Good Copy, Bad Copy interviews people from around the world that work in the media industry. Some come from countries with copyright laws, others without. Proponents for strict copyright law argue that by protecting intellectual property, people will be more motivated to create. That is to say, who would want to create or invent anything if they couldn't get paid for their ideas! I believe this concept was meant for creative works that benefit the greater society, and is a poor argument for heavily marketed lowest common denominator pop dribble that might have sold 2 million copies a week were it still 2001.
As Good Copy, Bad Copy points out, there is no lack of creative art being produced in countries with no copyright law. Furthermore, other cultures accept the re-purposing of existing recordings, such as sampling and remixing, as a legitimate form of art. This is more of a controversy amongst US lawmakers, who I imagine are influenced by the RIAA and MPAA lobbyists.
Where Do I Stand?
I hate to say it, but I don't take a strong stance on any particular side of this issue. I understand it incredibly well from many angles, having worked at a record label, owning my own recordings, and also as a musician.
[pullquote_left] The issue is bigger than me. It's far more dependent upon our culture and how we choose to collectively value art. [/pullquote_left]
This is not a decision to be made entirely by creators or copyright holders. It's not a decision to be made entirely by lawmakers. It will be made unknowingly by an entire generation of fans.

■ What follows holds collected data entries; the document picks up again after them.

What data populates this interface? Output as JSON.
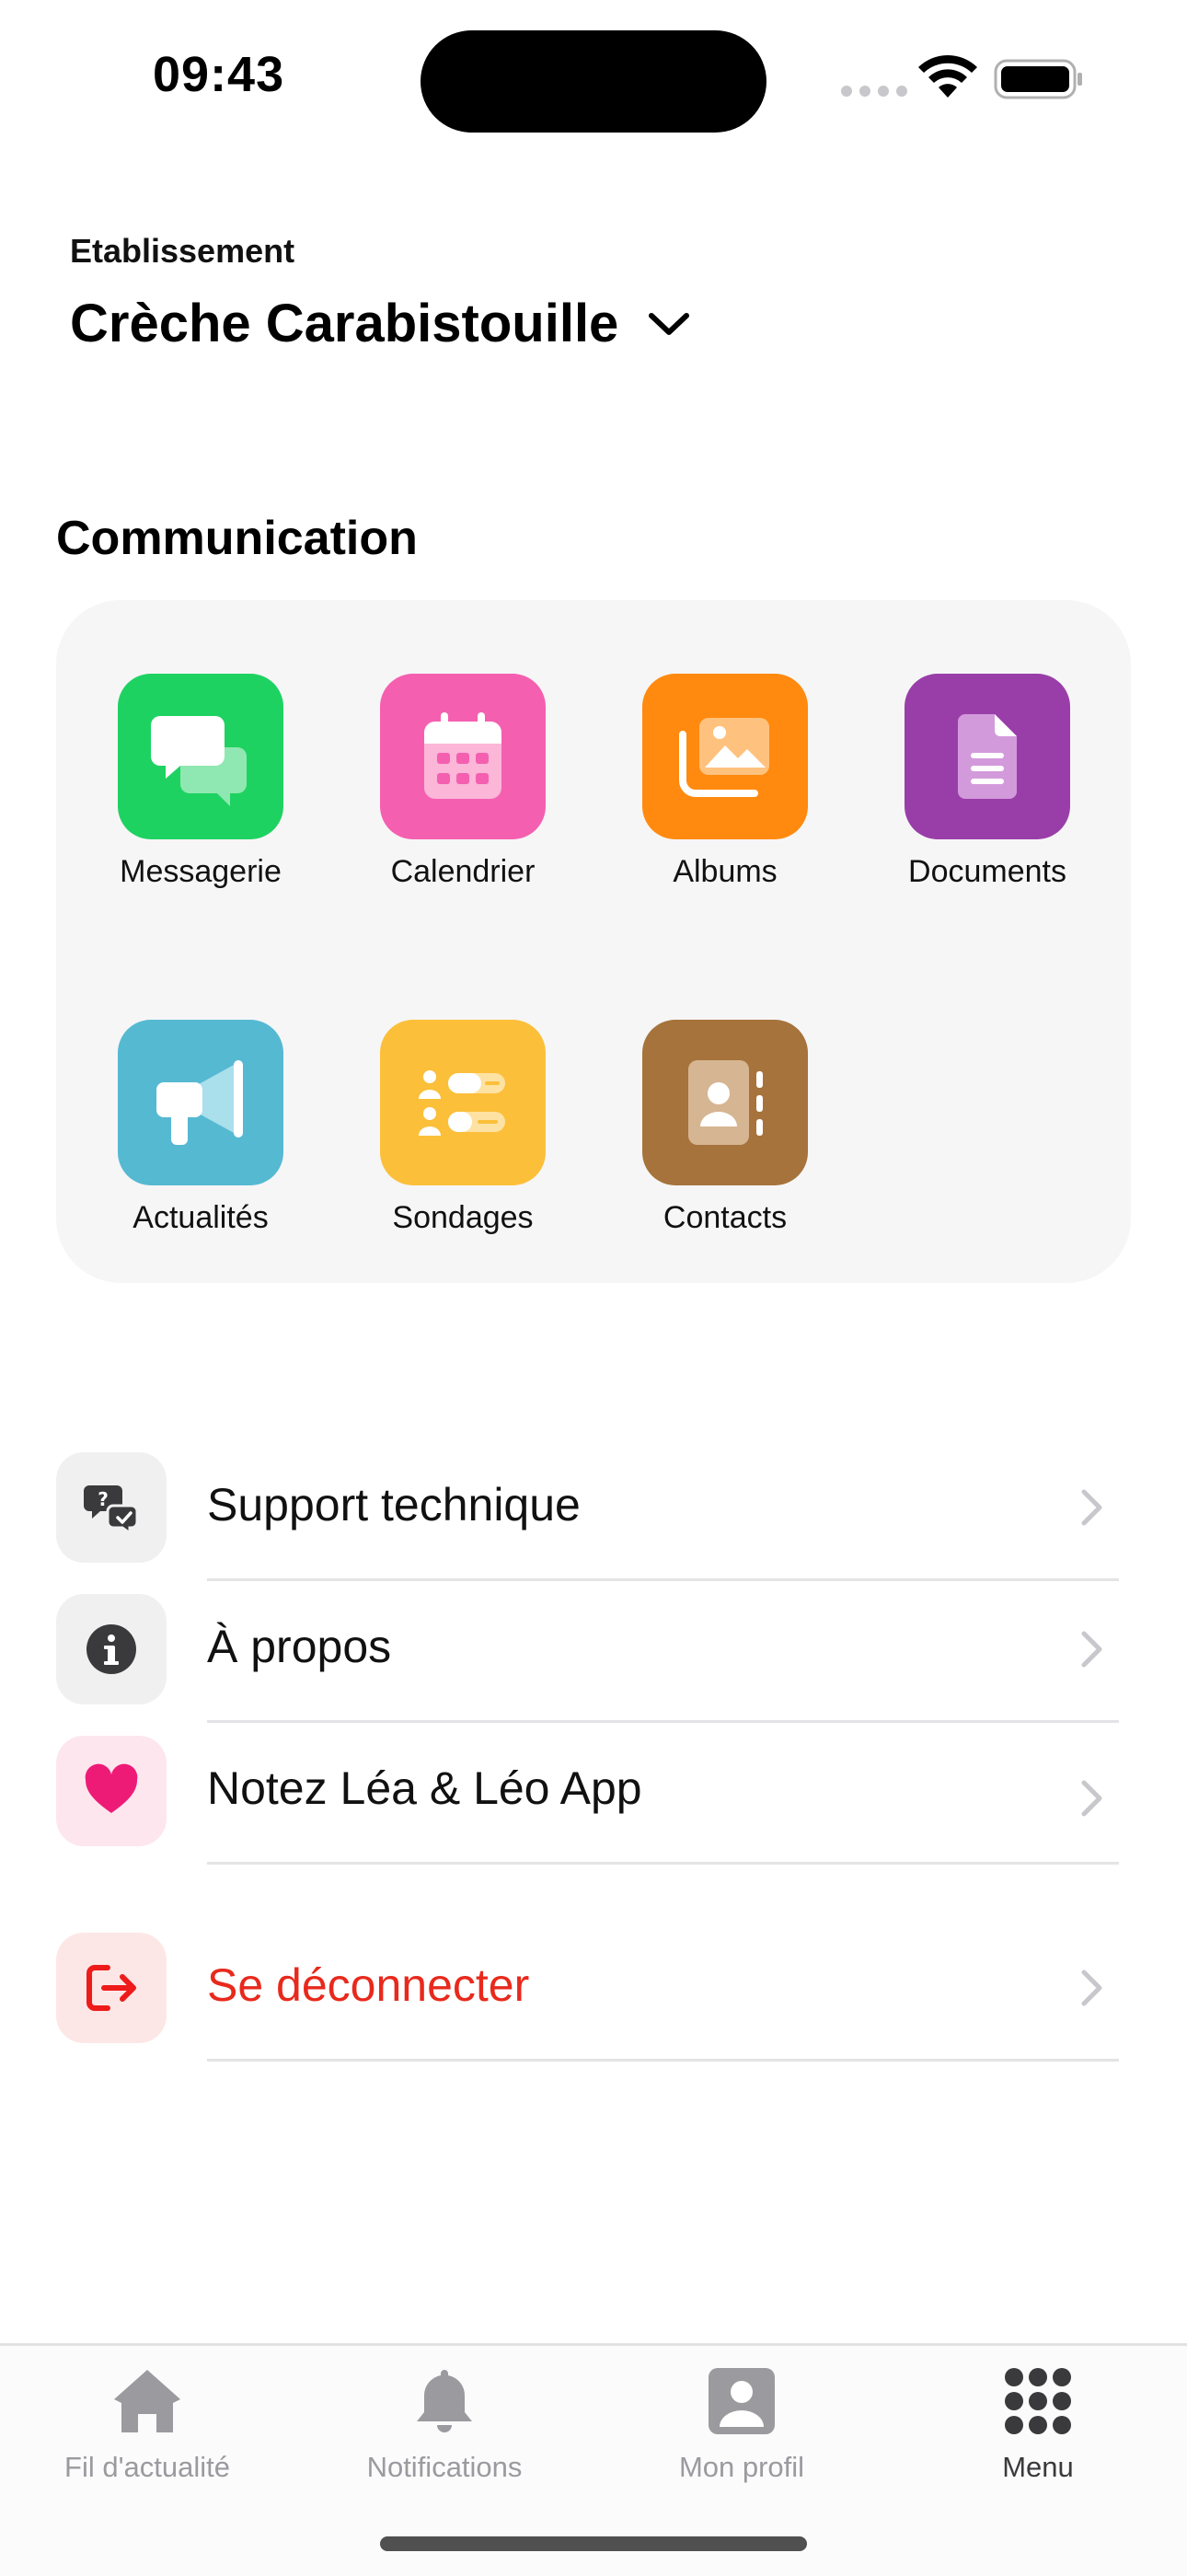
{
  "status_bar": {
    "time": "09:43"
  },
  "header": {
    "label": "Etablissement",
    "establishment_name": "Crèche Carabistouille"
  },
  "communication": {
    "title": "Communication",
    "items": [
      {
        "label": "Messagerie",
        "icon": "chat-bubbles-icon",
        "color": "#1ed262"
      },
      {
        "label": "Calendrier",
        "icon": "calendar-icon",
        "color": "#f55fb0"
      },
      {
        "label": "Albums",
        "icon": "photo-album-icon",
        "color": "#ff8a0f"
      },
      {
        "label": "Documents",
        "icon": "document-icon",
        "color": "#993ea8"
      },
      {
        "label": "Actualités",
        "icon": "megaphone-icon",
        "color": "#55b9d2"
      },
      {
        "label": "Sondages",
        "icon": "poll-icon",
        "color": "#fbbf3a"
      },
      {
        "label": "Contacts",
        "icon": "contact-book-icon",
        "color": "#a6733c"
      }
    ]
  },
  "menu": {
    "items": [
      {
        "label": "Support technique",
        "icon": "support-chat-icon",
        "icon_bg": "#f0f0f0"
      },
      {
        "label": "À propos",
        "icon": "info-icon",
        "icon_bg": "#f0f0f0"
      },
      {
        "label": "Notez Léa & Léo App",
        "icon": "heart-icon",
        "icon_bg": "#fde6ee",
        "icon_color": "#ee1b76"
      },
      {
        "label": "Se déconnecter",
        "icon": "logout-icon",
        "icon_bg": "#fde7e6",
        "icon_color": "#ee1b1b",
        "label_color": "#e8291c"
      }
    ]
  },
  "tab_bar": {
    "tabs": [
      {
        "label": "Fil d'actualité",
        "icon": "home-icon"
      },
      {
        "label": "Notifications",
        "icon": "bell-icon"
      },
      {
        "label": "Mon profil",
        "icon": "profile-icon"
      },
      {
        "label": "Menu",
        "icon": "grid-menu-icon",
        "active": true
      }
    ]
  }
}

The demand for recorded music is greater than ever, but that vast majority of it is acquired for free. First, record stores went out of business, now record labels are struggling, recording studios are closing, and everyone that has ever profited from recorded music is starting to think about other ways to make a living.
Will the quality of recordings suffer? Probably, but many legendary recordings have been made with less technology than what I have on my desktop. People rarely complain about the sound quality of music that speaks to them. After all, don't most people listen to lower fidelity MP3s anyway?
Will career musicians go away? I doubt it. My friend and pianist Dave Hahn made a point that musicians existed long before the recording industry came along, and we'll continue to exist, just in smaller numbers. I'm sure musicians will continue recording as well, just for different reasons: strictly as an artistic statement, for a commissioned work, for commercial purposes, or similar purposes.
I believe the real reason people create is to satisfy an internal drive. It's about a purging, a self-satisfaction, a release, but not about the money. That's not to say musicians can work for free, quite the opposite. Musicians don't want to live in poverty any more than you do. They'll just find a different way to make a living making music, and the only people that will suffer are the fans.
Or, perhaps only the aesthetic depth of our culture will suffer as more and more truly creative artists take on day jobs and keep most their musical output to themselves.
Listen to Gillian Welch's song, "Everything is Free" from Time (The Revelator).
[audio:http://www.cameronmizell.com/wp-content/uploads/2011/01/09-Everything-Is-Free.mp3|titles=Everything Is Free|artists=Gillian Welch]
I love it, especially the last verse:
Every day I wake up humming a song. But I don't need to run around I just stay home. Sing a little love song, my love and myself. If there's something that you wanna hear, you can sing it yourself.
'Cause everything is free now, that's what I said. No one's got to listen to the words in my head. Someone hit the big score, and I figured it out, That I'm gonna do it anyway, even if doesn't pay.
Maybe that's the consequence for a society that holds no economic value for music. Eventually, if there's something that you wanna hear, you'll just have to sing it yourself.
Now go buy Gillian Welch's Time (The Revelator), the album featuring this song. Help keep the good music coming.